The basics of IBM i Wait Accounting
Wait Accounting is the patented technology built into the IBM® i operating system that tells you what a thread or task is doing when it appears that it is not doing anything.
When a thread or task is not executing, it is waiting. Wait accounting, a concept exclusive to IBM i, is a very powerful capability for detailed performance analysis. The following information is going to focus on waiting, why threads wait, and how you can use wait accounting to troubleshoot performance problems or to simply improve the performance of your applications.
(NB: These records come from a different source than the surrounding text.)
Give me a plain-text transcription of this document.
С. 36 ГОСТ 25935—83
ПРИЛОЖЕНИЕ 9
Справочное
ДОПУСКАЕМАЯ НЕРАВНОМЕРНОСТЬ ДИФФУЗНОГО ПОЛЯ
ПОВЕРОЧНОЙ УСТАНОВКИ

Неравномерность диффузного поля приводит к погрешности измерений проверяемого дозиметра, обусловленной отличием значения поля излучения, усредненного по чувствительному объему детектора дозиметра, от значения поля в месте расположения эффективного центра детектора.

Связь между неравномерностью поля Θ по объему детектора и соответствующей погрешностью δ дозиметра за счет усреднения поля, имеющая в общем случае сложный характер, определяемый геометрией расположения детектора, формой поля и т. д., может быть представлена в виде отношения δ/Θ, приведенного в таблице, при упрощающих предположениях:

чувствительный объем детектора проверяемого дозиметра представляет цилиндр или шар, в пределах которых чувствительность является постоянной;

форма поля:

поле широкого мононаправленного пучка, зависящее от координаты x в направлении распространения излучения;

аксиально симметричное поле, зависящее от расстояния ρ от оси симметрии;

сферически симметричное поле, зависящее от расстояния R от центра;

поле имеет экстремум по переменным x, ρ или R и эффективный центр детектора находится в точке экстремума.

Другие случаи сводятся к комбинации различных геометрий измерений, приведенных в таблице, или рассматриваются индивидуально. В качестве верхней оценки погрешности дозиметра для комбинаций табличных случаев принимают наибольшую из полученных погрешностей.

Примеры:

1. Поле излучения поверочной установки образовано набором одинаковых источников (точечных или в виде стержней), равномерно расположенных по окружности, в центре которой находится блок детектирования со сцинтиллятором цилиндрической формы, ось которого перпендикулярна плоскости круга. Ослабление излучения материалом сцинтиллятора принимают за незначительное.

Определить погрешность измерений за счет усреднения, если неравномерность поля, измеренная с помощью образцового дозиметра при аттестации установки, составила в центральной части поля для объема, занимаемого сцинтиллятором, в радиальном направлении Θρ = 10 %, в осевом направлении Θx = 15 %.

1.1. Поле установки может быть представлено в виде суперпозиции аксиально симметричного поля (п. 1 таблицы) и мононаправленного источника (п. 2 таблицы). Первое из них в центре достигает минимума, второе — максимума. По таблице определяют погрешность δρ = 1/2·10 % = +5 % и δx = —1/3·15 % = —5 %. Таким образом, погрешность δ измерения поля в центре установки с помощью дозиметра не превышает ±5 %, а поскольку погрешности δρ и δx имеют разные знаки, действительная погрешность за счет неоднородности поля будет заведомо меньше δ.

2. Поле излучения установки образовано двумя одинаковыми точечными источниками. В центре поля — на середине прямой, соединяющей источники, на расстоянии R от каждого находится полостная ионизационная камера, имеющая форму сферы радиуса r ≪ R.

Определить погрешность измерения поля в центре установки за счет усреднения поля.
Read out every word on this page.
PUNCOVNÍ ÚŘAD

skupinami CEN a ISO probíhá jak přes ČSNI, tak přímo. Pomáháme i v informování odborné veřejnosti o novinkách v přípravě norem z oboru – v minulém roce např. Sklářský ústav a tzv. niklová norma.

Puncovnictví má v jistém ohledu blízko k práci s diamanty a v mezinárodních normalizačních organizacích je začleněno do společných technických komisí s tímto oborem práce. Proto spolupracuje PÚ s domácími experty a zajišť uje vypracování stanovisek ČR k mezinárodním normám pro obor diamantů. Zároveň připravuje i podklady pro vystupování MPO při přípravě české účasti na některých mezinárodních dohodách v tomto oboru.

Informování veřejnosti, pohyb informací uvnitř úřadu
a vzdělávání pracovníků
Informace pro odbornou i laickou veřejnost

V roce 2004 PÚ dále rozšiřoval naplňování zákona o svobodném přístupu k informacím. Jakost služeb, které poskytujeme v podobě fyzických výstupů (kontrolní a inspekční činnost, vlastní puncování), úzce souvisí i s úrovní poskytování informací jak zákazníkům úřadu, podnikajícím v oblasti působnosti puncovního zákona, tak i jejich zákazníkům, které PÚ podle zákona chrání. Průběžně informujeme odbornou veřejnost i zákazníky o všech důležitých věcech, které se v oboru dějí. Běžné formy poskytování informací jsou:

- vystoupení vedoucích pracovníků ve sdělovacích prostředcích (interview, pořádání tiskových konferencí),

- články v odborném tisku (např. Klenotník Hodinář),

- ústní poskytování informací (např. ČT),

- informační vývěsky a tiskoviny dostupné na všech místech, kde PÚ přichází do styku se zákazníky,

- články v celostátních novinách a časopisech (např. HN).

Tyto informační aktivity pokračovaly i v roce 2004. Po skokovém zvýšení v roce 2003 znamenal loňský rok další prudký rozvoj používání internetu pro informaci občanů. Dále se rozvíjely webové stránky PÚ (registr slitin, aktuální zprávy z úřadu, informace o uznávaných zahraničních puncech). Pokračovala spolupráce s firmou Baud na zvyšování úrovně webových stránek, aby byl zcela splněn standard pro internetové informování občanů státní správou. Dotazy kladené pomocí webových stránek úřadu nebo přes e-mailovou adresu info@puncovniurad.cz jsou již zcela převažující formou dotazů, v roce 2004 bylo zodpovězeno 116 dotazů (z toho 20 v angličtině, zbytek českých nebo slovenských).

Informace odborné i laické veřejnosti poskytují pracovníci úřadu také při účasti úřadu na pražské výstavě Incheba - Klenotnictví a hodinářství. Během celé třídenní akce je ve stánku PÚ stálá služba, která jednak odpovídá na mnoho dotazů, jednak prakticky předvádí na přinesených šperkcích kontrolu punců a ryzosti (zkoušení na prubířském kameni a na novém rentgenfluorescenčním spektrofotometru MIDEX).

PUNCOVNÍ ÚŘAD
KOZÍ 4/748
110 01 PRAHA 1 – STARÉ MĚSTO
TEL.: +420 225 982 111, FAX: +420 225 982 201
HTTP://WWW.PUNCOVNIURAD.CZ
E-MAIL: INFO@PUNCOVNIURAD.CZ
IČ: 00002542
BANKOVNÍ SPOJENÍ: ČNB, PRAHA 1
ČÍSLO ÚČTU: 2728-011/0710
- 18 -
A job is the basic mechanism through which work is done. Every job has at least one thread and may have multiple threads. Every thread is represented by a licensed internal code (LIC) task, but tasks also exist without the IBM i thread-level structures. LIC tasks are generally not visible externally except through the IBM i Performance or Service Tools. Wait accounting concepts apply to both threads and tasks, thus, the terms thread and task are used when referring to an executable piece of work.
A thread or task has two basic states it can be in:
- Executing on the processor. This is the "running" state.
- Waiting to run on the processor.
There are three key wait conditions:
- Ready to run, waiting for the processor. This is a special wait state and is generally referred to as "CPU Queuing. This means the thread or task is queued and is waiting to run on the CPU. There are a few different reasons that CPU queuing can occur. An example could be if the partition is overloaded and there is more work than the partition can accommodate, then work can be queued to wait for the CPU. This can be compared to a highway that has ramp meters; when the highway is congested, the ramp meters have a red signal so that the cars have to stop and wait before they can enter traffic. Logical partitioning and simultaneous multithreading can also result in CPU queuing.
- Idle waits. Idle waits are a normal and expected wait condition. Idle waits occur when the thread is waiting for external input. This input may come from a user, the network, or another application. Until that input is received, there is no work to be done.
- Blocked waits. Blocked waits are a result of serialization mechanisms to synchronize access to shared resources. Blocked waits may be normal and expected. Examples include serialized access to updating a row in a table, disk I/O operations, or communications I/O operations. However, blocked waits may not be normal and it is these unexpected block points that are situations where wait accounting can be used to analyze the wait conditions.
You can think of the life-time of a thread or a task in a graphical manner, breaking out the time spent running or waiting. This graphical description is called the "run-wait time signature". At a high level, this signature looks as follows:
Traditionally, the focus for improving the performance of an application was to have it use the CPU as efficiently as possible. On IBM i with wait accounting, we can examine the time spent waiting and understand what contributed to that wait time. If there are elements of waiting that can be reduced or eliminated, then the overall performance can also be improved.
Nearly all of the wait conditions in the IBM i operating system have been identified and enumerated - that is, each unique wait point is assigned a numerical value. This is possible because IBM has complete control over both the licensed internal code and the operating system. As of the IBM i 6.1 release, there are 268 unique wait conditions. Keeping track of over 250 unique wait conditions for every thread and task would consume too much storage, so a grouping approach has been used. Each unique wait condition is assigned to one of 32 groups, or "buckets". As threads or tasks go into and out of wait conditions, the task dispatcher maps the wait condition to the appropriate group.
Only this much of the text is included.